Hace 26 años por ahora yo llevaba ya más de mediada la escritura de una novela que se titulaba El invierno en Lisboa y no había estado nunca en esa ciudad. Después de varios comienzos en falso, de meses perdidos en borradores estériles y callejones sin salida, la novela, su nuevo principio, había surgido como si me fuera dictada, como si yo no tuviera más que seguir un cierto tono de voz y unas estampas muy vivas visualmente que se enlazaban sin mucho esfuerzo en episodios de una historia. Por las mañanas hacía mi trabajo en el ayuntamiento de Granada y por las tardes escribía. Escuchaba ciertos discos de jazz antes de ponerme a la tarea. La trama avanzaba en dirección a Lisboa, y yo comprendía que tarde o temprano me haría falta ir allí para imaginar peripecias y encuentros que aún eran un espacio en blanco.
El 2 de diciembre por la tarde, antes de escribir, estaba escuchando un disco de Gerry Mulligan y Chet Baker -la canción Lines for Lyons para ser exactos- cuando Marilena, entonces mi mujer, embarazada casi de nueve meses, me dijo que creía que se estaba poniendo de parto. Cruzamos Granada en un taxi, en el tráfico de la tarde, yo agitando sin desenvoltura un pañuelo por la ventanilla. Poco más de una hora después había nacido Arturo y una enfermera me lo dejaba entre los brazos.

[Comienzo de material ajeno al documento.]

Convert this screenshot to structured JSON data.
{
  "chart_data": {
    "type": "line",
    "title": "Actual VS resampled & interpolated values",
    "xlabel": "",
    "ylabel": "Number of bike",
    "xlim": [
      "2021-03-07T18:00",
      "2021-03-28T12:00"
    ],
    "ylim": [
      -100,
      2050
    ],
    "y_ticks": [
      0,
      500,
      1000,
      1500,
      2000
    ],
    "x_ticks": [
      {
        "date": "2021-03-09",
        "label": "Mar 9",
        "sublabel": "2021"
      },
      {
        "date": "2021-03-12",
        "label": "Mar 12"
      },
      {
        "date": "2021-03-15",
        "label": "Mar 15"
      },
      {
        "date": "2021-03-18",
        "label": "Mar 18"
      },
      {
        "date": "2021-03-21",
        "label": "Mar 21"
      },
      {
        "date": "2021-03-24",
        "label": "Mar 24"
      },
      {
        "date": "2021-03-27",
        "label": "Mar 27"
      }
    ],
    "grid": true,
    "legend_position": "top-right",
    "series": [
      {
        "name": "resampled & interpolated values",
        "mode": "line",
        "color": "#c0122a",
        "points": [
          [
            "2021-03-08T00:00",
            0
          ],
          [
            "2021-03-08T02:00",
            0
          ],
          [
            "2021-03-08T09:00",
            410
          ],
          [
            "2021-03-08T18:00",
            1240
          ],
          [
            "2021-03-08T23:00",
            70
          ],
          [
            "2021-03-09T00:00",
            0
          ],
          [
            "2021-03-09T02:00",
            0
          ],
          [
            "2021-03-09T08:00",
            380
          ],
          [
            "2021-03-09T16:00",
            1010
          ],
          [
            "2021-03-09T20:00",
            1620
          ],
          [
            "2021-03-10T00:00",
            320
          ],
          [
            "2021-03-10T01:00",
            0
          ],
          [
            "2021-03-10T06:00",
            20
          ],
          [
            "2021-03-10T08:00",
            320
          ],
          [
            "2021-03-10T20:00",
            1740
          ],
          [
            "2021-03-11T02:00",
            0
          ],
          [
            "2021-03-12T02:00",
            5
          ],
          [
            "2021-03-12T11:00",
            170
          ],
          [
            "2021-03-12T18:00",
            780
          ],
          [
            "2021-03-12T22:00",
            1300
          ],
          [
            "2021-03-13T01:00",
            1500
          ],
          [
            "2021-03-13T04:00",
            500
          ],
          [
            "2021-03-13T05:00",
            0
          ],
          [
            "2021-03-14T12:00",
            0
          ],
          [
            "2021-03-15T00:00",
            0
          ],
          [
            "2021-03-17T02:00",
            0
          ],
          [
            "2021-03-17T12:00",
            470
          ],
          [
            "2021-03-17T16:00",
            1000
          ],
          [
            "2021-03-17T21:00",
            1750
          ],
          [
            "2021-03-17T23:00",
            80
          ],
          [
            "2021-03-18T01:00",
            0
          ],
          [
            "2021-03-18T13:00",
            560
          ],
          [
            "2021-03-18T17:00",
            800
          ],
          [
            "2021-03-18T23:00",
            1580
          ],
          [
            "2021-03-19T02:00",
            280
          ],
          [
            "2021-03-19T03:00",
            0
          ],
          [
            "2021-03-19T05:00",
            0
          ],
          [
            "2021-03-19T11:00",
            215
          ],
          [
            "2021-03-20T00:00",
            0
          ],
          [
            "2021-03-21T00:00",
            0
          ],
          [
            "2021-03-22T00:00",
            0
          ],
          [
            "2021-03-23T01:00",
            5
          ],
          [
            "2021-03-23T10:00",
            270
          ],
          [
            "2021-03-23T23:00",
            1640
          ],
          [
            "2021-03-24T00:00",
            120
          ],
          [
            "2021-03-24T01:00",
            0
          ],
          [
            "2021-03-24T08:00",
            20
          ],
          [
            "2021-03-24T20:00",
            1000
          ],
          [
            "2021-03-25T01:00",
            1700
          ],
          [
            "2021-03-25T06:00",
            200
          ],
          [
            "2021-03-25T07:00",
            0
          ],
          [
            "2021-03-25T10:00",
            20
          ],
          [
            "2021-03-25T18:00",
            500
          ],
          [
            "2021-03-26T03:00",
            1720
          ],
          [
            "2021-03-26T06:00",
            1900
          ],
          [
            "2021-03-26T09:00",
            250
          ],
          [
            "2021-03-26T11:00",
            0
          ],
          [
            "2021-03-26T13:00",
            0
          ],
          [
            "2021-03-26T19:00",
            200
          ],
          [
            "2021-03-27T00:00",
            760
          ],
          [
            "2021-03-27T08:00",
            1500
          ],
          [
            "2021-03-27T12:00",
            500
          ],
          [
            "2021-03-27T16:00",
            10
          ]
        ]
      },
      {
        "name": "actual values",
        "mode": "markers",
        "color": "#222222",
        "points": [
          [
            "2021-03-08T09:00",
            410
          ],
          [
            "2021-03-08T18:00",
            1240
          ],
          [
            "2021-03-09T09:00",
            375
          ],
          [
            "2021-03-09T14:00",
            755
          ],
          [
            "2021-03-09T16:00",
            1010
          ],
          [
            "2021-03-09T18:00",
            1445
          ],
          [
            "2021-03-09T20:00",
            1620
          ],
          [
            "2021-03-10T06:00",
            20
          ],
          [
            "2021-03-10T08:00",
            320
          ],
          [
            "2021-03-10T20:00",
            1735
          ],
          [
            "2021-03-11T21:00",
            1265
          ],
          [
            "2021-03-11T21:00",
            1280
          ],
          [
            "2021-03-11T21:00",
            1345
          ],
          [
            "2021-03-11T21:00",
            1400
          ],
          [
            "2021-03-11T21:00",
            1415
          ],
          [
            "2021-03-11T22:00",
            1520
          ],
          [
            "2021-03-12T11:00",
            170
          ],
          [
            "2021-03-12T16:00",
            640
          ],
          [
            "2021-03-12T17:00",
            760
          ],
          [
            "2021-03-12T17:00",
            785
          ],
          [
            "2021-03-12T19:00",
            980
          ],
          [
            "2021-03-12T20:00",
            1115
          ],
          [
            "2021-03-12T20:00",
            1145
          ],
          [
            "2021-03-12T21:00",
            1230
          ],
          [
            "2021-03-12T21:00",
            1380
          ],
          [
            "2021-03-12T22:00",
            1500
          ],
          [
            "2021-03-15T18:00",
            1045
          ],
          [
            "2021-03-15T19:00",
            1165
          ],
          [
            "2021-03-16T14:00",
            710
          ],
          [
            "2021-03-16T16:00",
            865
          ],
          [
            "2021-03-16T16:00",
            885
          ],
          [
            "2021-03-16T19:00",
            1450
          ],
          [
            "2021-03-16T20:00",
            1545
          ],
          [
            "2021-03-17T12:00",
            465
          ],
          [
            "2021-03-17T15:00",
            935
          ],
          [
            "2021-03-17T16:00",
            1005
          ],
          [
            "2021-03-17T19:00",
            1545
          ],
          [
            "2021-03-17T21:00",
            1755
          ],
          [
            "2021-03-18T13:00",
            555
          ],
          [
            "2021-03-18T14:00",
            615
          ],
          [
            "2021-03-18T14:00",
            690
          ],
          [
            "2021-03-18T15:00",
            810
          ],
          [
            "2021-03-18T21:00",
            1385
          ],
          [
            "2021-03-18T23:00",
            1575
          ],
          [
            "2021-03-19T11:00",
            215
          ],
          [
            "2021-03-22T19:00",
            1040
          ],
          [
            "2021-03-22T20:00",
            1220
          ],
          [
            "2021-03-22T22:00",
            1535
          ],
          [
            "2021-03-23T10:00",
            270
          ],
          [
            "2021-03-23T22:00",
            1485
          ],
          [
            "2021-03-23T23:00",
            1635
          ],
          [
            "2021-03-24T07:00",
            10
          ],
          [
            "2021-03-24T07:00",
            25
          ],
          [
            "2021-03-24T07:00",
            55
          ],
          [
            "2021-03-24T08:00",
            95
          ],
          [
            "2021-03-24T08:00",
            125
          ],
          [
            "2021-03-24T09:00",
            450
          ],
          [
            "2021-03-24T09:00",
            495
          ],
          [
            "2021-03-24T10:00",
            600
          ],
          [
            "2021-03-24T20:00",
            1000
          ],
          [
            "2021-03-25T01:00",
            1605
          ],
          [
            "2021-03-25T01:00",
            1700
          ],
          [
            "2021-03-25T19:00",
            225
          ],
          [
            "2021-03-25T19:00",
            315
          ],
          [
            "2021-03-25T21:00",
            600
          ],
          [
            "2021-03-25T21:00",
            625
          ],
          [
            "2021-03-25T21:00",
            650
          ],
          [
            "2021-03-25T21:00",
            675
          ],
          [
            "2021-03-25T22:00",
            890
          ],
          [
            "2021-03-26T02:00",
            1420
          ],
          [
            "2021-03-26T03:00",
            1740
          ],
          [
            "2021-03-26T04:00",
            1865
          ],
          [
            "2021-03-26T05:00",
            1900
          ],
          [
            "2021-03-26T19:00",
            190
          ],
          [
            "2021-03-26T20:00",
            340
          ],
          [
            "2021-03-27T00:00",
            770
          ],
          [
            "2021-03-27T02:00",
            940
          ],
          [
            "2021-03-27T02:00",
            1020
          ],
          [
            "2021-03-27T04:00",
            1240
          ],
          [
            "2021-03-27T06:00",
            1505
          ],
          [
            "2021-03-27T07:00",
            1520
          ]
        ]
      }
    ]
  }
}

Ayer lo llamé para felicitarlo en su cumpleaños y estaba en el aeropuerto, esperando un vuelo para Lisboa. Desde principio de curso está viviendo allí, con Paula, su novia. Hace un curso intensivo de portugués y se gana la vida traduciendo y subtitulando películas. Internet y el portátil le permiten una itinerancia que en los tiempos en que él nació no era imaginable.

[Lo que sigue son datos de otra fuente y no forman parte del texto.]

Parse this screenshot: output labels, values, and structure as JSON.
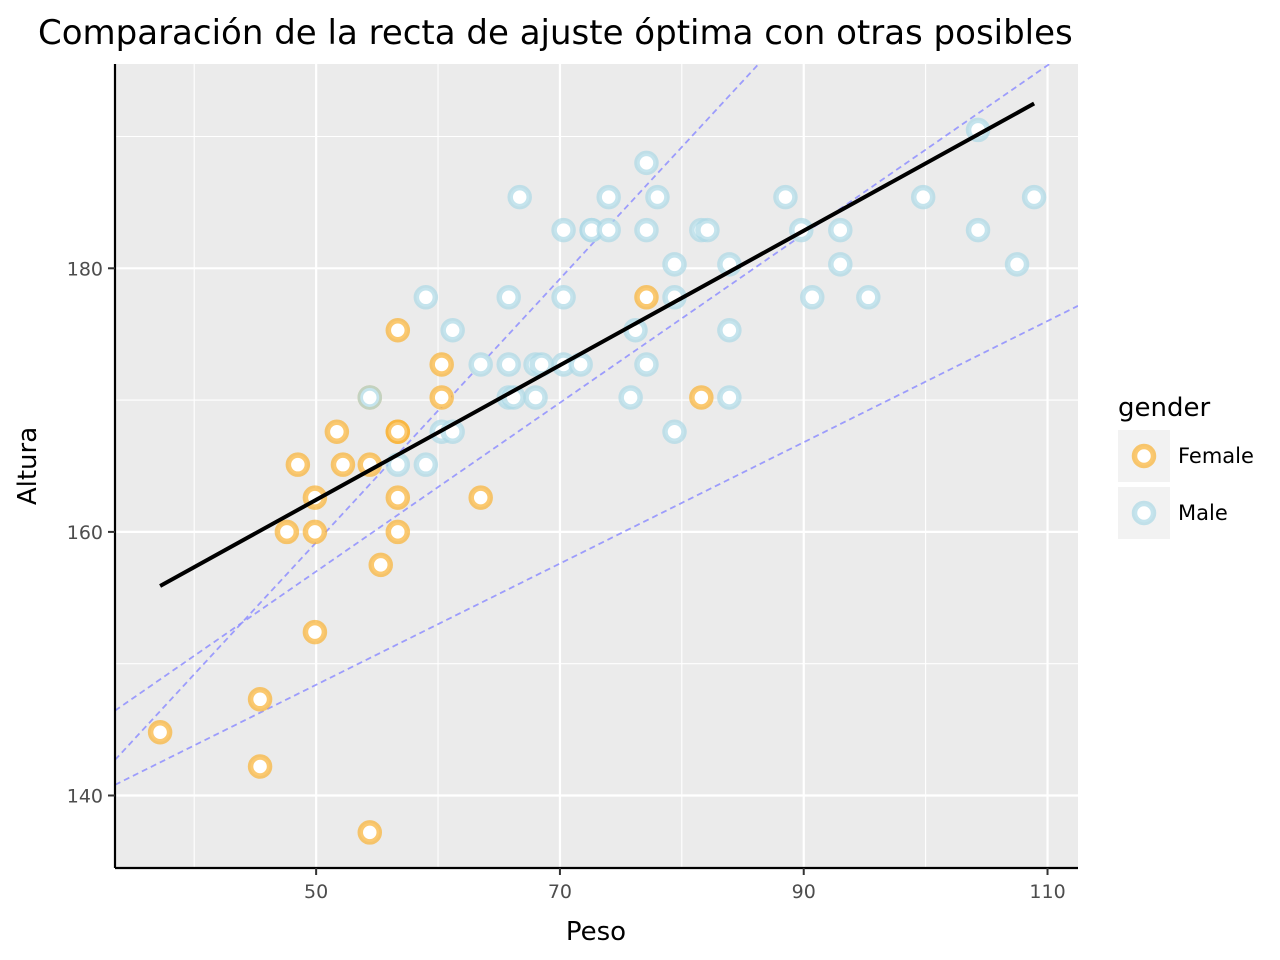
{
  "chart_data": {
    "type": "scatter",
    "title": "Comparación de la recta de ajuste óptima con otras posibles",
    "xlabel": "Peso",
    "ylabel": "Altura",
    "xlim": [
      33.5,
      112.5
    ],
    "ylim": [
      134.5,
      195.5
    ],
    "x_ticks": [
      50,
      70,
      90,
      110
    ],
    "y_ticks": [
      140,
      160,
      180
    ],
    "x_tick_labels": [
      "50",
      "70",
      "90",
      "110"
    ],
    "y_tick_labels": [
      "140",
      "160",
      "180"
    ],
    "grid": true,
    "legend": {
      "title": "gender",
      "position": "right"
    },
    "series": [
      {
        "name": "Female",
        "color": "#f9b233",
        "points": [
          [
            37.2,
            144.8
          ],
          [
            45.4,
            147.3
          ],
          [
            45.4,
            142.2
          ],
          [
            47.6,
            160.0
          ],
          [
            48.5,
            165.1
          ],
          [
            49.9,
            160.0
          ],
          [
            49.9,
            162.6
          ],
          [
            49.9,
            152.4
          ],
          [
            51.7,
            167.6
          ],
          [
            52.2,
            165.1
          ],
          [
            54.4,
            170.2
          ],
          [
            54.4,
            165.1
          ],
          [
            54.4,
            137.2
          ],
          [
            55.3,
            157.5
          ],
          [
            56.7,
            175.3
          ],
          [
            56.7,
            167.6
          ],
          [
            56.7,
            167.6
          ],
          [
            56.7,
            162.6
          ],
          [
            56.7,
            160.0
          ],
          [
            60.3,
            172.7
          ],
          [
            60.3,
            170.2
          ],
          [
            63.5,
            162.6
          ],
          [
            77.1,
            177.8
          ],
          [
            81.6,
            170.2
          ]
        ]
      },
      {
        "name": "Male",
        "color": "#add8e6",
        "points": [
          [
            54.4,
            170.2
          ],
          [
            56.7,
            165.1
          ],
          [
            59.0,
            177.8
          ],
          [
            59.0,
            165.1
          ],
          [
            60.3,
            167.6
          ],
          [
            61.2,
            175.3
          ],
          [
            61.2,
            167.6
          ],
          [
            63.5,
            172.7
          ],
          [
            65.8,
            177.8
          ],
          [
            65.8,
            172.7
          ],
          [
            65.8,
            170.2
          ],
          [
            66.2,
            170.2
          ],
          [
            66.7,
            185.4
          ],
          [
            68.0,
            172.7
          ],
          [
            68.0,
            170.2
          ],
          [
            68.5,
            172.7
          ],
          [
            70.3,
            182.9
          ],
          [
            70.3,
            177.8
          ],
          [
            70.3,
            172.7
          ],
          [
            71.7,
            172.7
          ],
          [
            72.6,
            182.9
          ],
          [
            72.6,
            182.9
          ],
          [
            74.0,
            185.4
          ],
          [
            74.0,
            182.9
          ],
          [
            75.8,
            170.2
          ],
          [
            76.2,
            175.3
          ],
          [
            77.1,
            188.0
          ],
          [
            77.1,
            182.9
          ],
          [
            77.1,
            172.7
          ],
          [
            78.0,
            185.4
          ],
          [
            79.4,
            180.3
          ],
          [
            79.4,
            177.8
          ],
          [
            79.4,
            167.6
          ],
          [
            81.6,
            182.9
          ],
          [
            82.1,
            182.9
          ],
          [
            83.9,
            180.3
          ],
          [
            83.9,
            175.3
          ],
          [
            83.9,
            170.2
          ],
          [
            88.5,
            185.4
          ],
          [
            89.8,
            182.9
          ],
          [
            90.7,
            177.8
          ],
          [
            93.0,
            182.9
          ],
          [
            93.0,
            180.3
          ],
          [
            95.3,
            177.8
          ],
          [
            99.8,
            185.4
          ],
          [
            104.3,
            190.5
          ],
          [
            104.3,
            182.9
          ],
          [
            107.5,
            180.3
          ],
          [
            108.9,
            185.4
          ]
        ]
      }
    ],
    "fit_line": {
      "color": "#000000",
      "x": [
        37.2,
        108.9
      ],
      "y": [
        155.9,
        192.5
      ]
    },
    "reference_lines": {
      "color": "#8f8fff",
      "style": "dashed",
      "lines": [
        {
          "intercept": 125.0,
          "slope": 0.64
        },
        {
          "intercept": 109.2,
          "slope": 1.0
        },
        {
          "intercept": 125.4,
          "slope": 0.46
        }
      ]
    }
  }
}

Esta tarde nos vamos Elvira y yo a pasar unos días con ellos. He vuelto bastantes veces a Lisboa, pero el viaje que recuerdo siempre es el primero, los tres primeros días de 1987, cuando Arturo acababa de cumplir un mes y a mí ya no me quedaba más remedio que visitar la ciudad a la que estaba a punto de ir el protagonista de mi novela. Tres días solo, porque no podía faltar más al trabajo y porque mi hijo era muy pequeño, y su hermano mayor tenía poco más de tres años. Durante esos tres días de invierno luminoso caminé por la ciudad en un estado benévolo de sonambulismo. Tomé trenes de cercanías buscando escenarios posibles: un sanatorio en una ladera, una quinta entre árboles. Llegué por azar a una calle portuaria en la que había letreros luminosos que parpadeaban en la noche con nombres de lugares exóticos. Subí al barrio alto en el Elevador del Rossio y no me costó nada imaginar en él una persecución. Como de la banda sonora de una película me acordaba de una canción de Paquito D’Rivera que se titula Brussels in the Rain.
Volví a Granada y seguí escribiendo, cada tarde, con más fluidez según se iba acercando el final. Cuando terminé la novela Arturo tenía justo dos meses y medio. Ahora se superponen en el recuerdo lejano la atmósfera de aquella ficción y las imágenes reales de mi vida de entonces.